After posting about this semi-fail dress, a reader suggested trying out the wrap dress by the pattern company Onion (I can't find a webpage, but you can purchase pattern 2037 here or here).  After dragging my feet about buying another dress pattern, I bit the bullet when I found this lovely Stenzo cotton/ lycra fabric from L'oiseau Fabrics.  It just seemed like the most perfect fabric for a Fall wrap dress.
As I expected, the pattern directions are all in Danish, with no English translation (that I could find, though I've read rumors...) and no drawings.  After extensive online research about the construction of the neckline/ wrap tie junction, a couple hints here and there helped me along (which I can't find now...ergh).
The pattern was quick and easy, and well drafted.  There are some fit adjustments I have to make for my own shape, but I can definitely see many more of these in my future (especially since I just bought a new serger...I'll make introductions when she arrives and impresses me :)  The only changes I made are to reduce the sleeves to 3/4 length.

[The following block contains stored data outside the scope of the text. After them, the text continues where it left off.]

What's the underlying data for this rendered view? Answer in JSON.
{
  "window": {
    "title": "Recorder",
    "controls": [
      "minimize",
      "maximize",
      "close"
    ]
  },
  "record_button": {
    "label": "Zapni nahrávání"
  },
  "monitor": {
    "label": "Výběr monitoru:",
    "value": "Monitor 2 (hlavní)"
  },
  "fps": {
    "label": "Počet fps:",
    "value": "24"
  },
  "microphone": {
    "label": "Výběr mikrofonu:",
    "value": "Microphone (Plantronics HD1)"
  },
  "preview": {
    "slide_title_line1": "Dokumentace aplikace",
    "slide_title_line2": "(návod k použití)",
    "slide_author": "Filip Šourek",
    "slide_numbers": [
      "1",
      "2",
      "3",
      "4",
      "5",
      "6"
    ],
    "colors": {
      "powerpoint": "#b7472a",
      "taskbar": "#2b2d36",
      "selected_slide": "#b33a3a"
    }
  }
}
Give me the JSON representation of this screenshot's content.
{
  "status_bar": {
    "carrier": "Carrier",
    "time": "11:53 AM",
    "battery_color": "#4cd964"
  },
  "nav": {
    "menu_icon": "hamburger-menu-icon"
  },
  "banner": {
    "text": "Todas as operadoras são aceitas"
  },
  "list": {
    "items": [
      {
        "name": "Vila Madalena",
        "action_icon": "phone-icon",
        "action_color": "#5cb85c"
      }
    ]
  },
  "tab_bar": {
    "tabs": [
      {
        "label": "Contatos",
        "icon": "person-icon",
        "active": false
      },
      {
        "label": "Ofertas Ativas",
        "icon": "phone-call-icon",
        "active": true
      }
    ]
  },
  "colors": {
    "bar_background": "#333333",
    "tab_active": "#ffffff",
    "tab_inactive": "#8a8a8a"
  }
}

The neckline is a wide band, which I completely love.  Feels nice and secure (reduced the length by about an inch to make sure it was snug), though it could maybe be pulled a little tighter at the back neckline--we'll see after I wash it.
There is a small opening in the side seam of the dress (I put it on the right side) and the ties wrap around twice, ending up in the back--makes a bit of a waistband in the front, which I like a lot.
I love the feel, weight and quality of this fabric.  I'll be definitely be buying more Stenzo knits...probably for another one of these dresses :)
Sewing Resewlution 2014, November garment #2

Oh, the trouser pattern and garment are done for pattern drafting class (actually,  I sewed two pairs of wool trousers this week using that pattern) and submitted for soon!